Northumberland North Canada West

Defunct pre-Confederation electoral district
- Legislature: Legislative Assembly of the Province of Canada
- District created: 1841
- District abolished: 1867
- First contested: 1841
- Last contested: 1863

= Northumberland North (Province of Canada electoral district) =

Province of Canada electoral district

Northumberland North was an electoral district of the Legislative Assembly of the Parliament of the Province of Canada, in Canada West (now Ontario). It was created in 1841, upon the establishment of the Province of Canada by the union of Upper Canada and Lower Canada. Northumberland North was represented by one member in the Legislative Assembly. It was abolished in 1867, upon the creation of Canada and the province of Ontario.

== Boundaries ==

Northumberland North electoral district was located north of Lake Ontario in the northern section of Northumberland County (now in Peterborough County). The town of Peterborough was the major centre.

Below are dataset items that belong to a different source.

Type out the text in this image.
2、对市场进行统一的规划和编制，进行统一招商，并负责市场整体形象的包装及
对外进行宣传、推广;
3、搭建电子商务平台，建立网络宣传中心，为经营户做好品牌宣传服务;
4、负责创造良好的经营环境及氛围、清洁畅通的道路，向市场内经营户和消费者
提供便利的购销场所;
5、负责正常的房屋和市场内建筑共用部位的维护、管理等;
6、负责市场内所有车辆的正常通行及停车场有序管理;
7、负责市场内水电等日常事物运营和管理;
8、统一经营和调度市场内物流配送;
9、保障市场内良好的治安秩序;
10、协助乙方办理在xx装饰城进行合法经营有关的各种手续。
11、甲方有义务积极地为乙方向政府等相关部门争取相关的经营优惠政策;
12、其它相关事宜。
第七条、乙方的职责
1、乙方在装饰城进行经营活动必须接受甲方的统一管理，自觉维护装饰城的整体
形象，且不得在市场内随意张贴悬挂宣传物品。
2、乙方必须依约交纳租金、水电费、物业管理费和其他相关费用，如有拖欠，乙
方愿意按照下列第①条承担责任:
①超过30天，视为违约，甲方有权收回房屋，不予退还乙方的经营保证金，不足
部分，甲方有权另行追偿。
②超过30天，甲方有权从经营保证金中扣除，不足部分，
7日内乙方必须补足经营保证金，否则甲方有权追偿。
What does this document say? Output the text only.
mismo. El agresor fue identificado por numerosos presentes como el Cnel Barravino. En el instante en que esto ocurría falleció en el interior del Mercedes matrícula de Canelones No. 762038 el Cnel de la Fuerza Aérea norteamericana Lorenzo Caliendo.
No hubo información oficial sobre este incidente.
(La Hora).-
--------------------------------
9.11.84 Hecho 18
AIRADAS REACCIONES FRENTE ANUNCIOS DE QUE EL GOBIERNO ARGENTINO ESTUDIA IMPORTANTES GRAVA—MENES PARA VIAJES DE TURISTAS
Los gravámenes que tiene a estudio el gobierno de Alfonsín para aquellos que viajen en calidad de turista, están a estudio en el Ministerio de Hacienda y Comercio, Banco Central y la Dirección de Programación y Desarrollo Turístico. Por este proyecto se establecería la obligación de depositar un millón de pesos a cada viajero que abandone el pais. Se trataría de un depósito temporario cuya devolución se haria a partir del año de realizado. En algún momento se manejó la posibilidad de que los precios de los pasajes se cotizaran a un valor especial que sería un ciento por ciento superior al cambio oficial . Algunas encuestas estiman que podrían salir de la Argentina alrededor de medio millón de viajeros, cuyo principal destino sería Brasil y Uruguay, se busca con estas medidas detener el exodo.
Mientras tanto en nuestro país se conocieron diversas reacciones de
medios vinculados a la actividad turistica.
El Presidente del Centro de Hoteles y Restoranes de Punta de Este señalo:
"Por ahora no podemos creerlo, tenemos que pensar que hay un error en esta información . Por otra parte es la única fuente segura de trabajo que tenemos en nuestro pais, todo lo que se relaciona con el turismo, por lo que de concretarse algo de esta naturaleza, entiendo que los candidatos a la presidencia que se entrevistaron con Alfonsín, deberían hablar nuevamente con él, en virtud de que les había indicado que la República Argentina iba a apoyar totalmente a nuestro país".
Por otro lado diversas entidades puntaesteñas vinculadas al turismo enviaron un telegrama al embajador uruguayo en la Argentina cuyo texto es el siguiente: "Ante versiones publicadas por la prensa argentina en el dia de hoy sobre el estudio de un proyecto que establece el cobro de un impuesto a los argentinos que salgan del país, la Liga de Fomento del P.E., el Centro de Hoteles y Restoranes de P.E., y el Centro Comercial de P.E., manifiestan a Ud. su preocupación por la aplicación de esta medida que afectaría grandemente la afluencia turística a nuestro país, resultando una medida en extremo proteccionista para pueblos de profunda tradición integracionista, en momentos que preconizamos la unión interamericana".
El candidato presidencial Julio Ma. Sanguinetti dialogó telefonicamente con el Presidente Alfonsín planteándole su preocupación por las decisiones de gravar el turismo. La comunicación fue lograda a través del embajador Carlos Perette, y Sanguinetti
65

The Union Act, 1840 had merged the two provinces of Upper Canada and Lower Canada into the Province of Canada, with a single Parliament. The separate parliaments of Lower Canada and Upper Canada were abolished. The Union Act provided that the pre-existing electoral boundaries of Upper Canada would continue to be used in the new Parliament, unless altered by the Union Act itself.

Northumberland North was a new electoral district, created by the Union Act as the north riding of Northumberland County. Northumberland County had originally been bounded by on the south by Lake Ontario and extended north, as described by a proclamation of the first Lieutenant Governor of Upper Canada, John Graves Simcoe, in 1792, and as further defined by a statute of Upper Canada in 1798.

Prior to the Act of Union, Northumberland County had been represented by two members in the Legislative Assembly of Upper Canada. The Union Act split Northumberland County into two separate ridings, Northumberland North and Northumberland South, each represented by one member. The boundaries for Northumberland North were:

... the North Riding of the last-mentioned County shall consist of the following Townships, namely, Monaghan, Otonabee, Asphodel, Smith, Douro, Dummer, Belmont, Methuen, Burleigh, Harvey, Emily, Gore, Ennismore;

== Members of the Legislative Assembly ==

Northumberland North was represented by one member in the Legislative Assembly. The following were the members for Northumberland North.

| Parliament | Years | Members |  | Party |
|---|---|---|---|---|
| 1st Parliament 1841–1844 | 1841–1844 | John Gilchrist |  | Unionist; moderate Reformer |

== Abolition ==

Northumberland North electoral district was abolished on July 1, 1867, when the British North America Act, 1867 came into force, creating Canada and splitting the Province of Canada into Quebec and Ontario. It was succeeded by two electoral districts in the House of Commons of Canada, Peterborough East and Peterborourgh West, and two ridings of the same names in the Legislative Assembly of Ontario.